The Court of Magistrates has recently banned a man from using and accessing social media for a period of four years. The case involves a 22-year old man who used Facebook as a medium to express his ‘plan’ to kill the Prime Minister.
This Court has ruled that the man be placed under a treatment order to undergo psychiatric care, and also handed down a six month imprisonment term, suspended for four years.
This decision has been made in terms of Article 412C of the Criminal Code according to which, the Court of Magistrates is entitled to issue a physical protection order whereby a person would be prohibited from approaching another. Therefore, in terms of this Article the Court has issued a so-called ‘online protection order’.
This landmark judgment has sparked discussion on what a person’s internet rights are and whether and to what extent a person can be restricted from surfing the internet. This discussion has arisen as there is no regulation with respect to digital rights. This matter was brought up by the Government in 2012 through a consultation exercise. Furthermore, in 2014 a proposal for legislation which, stated that digital rights should be constitutionally enforceable was brought forward by the Opposition.
The importance of digital rights has been recognised by the European Court of Justice (ECJ) too.
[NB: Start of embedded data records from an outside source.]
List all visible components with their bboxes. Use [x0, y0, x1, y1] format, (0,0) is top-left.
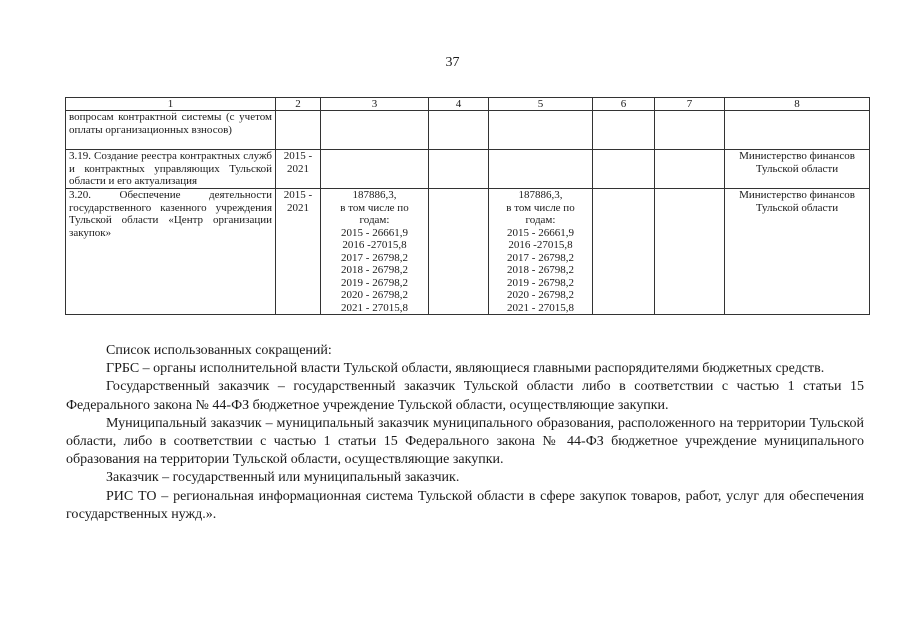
- column-header: 6: [593, 98, 655, 111]
- cell-executor: Министерство финансов Тульской области: [725, 150, 870, 189]
- funding-line: 2015 - 26661,9: [341, 226, 408, 239]
- cell-period: 2015 - 2021: [276, 150, 321, 189]
- funding-line: 2021 - 27015,8: [341, 301, 408, 314]
- column-header: 3: [321, 98, 429, 111]
- cell-funding-total: [321, 111, 429, 150]
- column-header: 8: [725, 98, 870, 111]
- funding-line: 2020 - 26798,2: [341, 289, 408, 301]
- abbreviation-grbs: ГРБС – органы исполнительной власти Тульской области, являющиеся главными распорядителями бюджетных средств.: [106, 361, 825, 377]
- funding-line: 2017 - 26798,2: [507, 251, 574, 264]
- cell-col7: [655, 189, 725, 315]
- column-header: 7: [655, 98, 725, 111]
- cell-funding-total: [321, 150, 429, 189]
- funding-line: 2020 - 26798,2: [507, 289, 574, 301]
- cell-executor: [725, 111, 870, 150]
- cell-col7: [655, 150, 725, 189]
- abbreviations-heading: Список использованных сокращений:: [106, 343, 332, 358]
- funding-line: 2019 - 26798,2: [507, 276, 574, 289]
- funding-line: 2016 -27015,8: [508, 239, 573, 251]
- funding-line: 2016 -27015,8: [342, 239, 407, 251]
- abbreviation-ris-to: РИС ТО – региональная информационная система Тульской области в сфере закупок товаров, работ, услуг для обеспечения государственных нужд.».: [66, 488, 864, 522]
- funding-line: годам:: [525, 214, 556, 226]
- cell-funding-regional: [489, 111, 593, 150]
- cell-activity: 3.19. Создание реестра контрактных служб и контрактных управляющих Тульской области и его актуализация: [66, 150, 276, 189]
- page-number: 37: [445, 55, 460, 70]
- table-row: [66, 111, 870, 150]
- column-header: 1: [66, 98, 276, 111]
- table-header-row: [66, 98, 870, 111]
- funding-line: 2019 - 26798,2: [341, 276, 408, 289]
- funding-line: 2017 - 26798,2: [341, 251, 408, 264]
- cell-period: [276, 111, 321, 150]
- table-row: [66, 189, 870, 315]
- funding-line: годам:: [359, 214, 390, 226]
- funding-line: 2015 - 26661,9: [507, 226, 574, 239]
- cell-funding-regional: [489, 150, 593, 189]
- cell-funding-total: [321, 189, 429, 315]
- cell-funding-regional: [489, 189, 593, 315]
- column-header: 4: [429, 98, 489, 111]
- funding-line: 2018 - 26798,2: [341, 264, 408, 276]
- abbreviation-municipal-customer: Муниципальный заказчик – муниципальный заказчик муниципального образования, расположенного на территории Тульской области, либо в соответствии с частью 1 статьи 15 Федерального закона № 44-ФЗ бюджетное учреждение муниципального образования на территории Тульской области, осуществляющие закупки.: [66, 415, 864, 468]
- column-header: 2: [276, 98, 321, 111]
- cell-col4: [429, 111, 489, 150]
- funding-line: в том числе по: [340, 201, 409, 214]
- funding-line: 187886,3,: [352, 189, 397, 201]
- abbreviations-section: [66, 342, 864, 524]
- cell-col7: [655, 111, 725, 150]
- funding-line: 2018 - 26798,2: [507, 264, 574, 276]
- data-table: [65, 97, 870, 315]
- table-row: [66, 150, 870, 189]
- cell-col6: [593, 111, 655, 150]
- cell-activity: вопросам контрактной системы (с учетом оплаты организационных взносов): [66, 111, 276, 150]
- funding-line: 2021 - 27015,8: [507, 301, 574, 314]
- cell-period: 2015 - 2021: [276, 189, 321, 315]
- cell-activity: 3.20. Обеспечение деятельности государственного казенного учреждения Тульской области «Центр организации закупок»: [66, 189, 276, 315]
- cell-col4: [429, 189, 489, 315]
- funding-line: 187886,3,: [518, 189, 563, 201]
- abbreviation-customer: Заказчик – государственный или муниципальный заказчик.: [106, 470, 460, 486]
- cell-col4: [429, 150, 489, 189]
- cell-executor: Министерство финансов Тульской области: [725, 189, 870, 315]
- funding-line: в том числе по: [506, 201, 575, 214]
- abbreviation-state-customer: Государственный заказчик – государственный заказчик Тульской области либо в соответствии с частью 1 статьи 15 Федерального закона № 44-ФЗ бюджетное учреждение Тульской области, осуществляющие закупки.: [66, 379, 864, 413]
- column-header: 5: [489, 98, 593, 111]
- cell-col6: [593, 150, 655, 189]
- cell-col6: [593, 189, 655, 315]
The ECJ ruled that the Safe Harbour Agreement between the EU and US which, provides guidance for US firms on how to protect personal data of EU citizens is invalid, as the transfer of such data has been in breach of the fundamental right to data protection.
The ruling came about after revelations were made, as to how the US National Security Agency was obtaining access to data held by internet serves.
From the above it is evident that the regulation of digital rights is a pressing matter which, needs to be addressed. By doing so individuals will be made aware as to what they can and can’t do on the internet.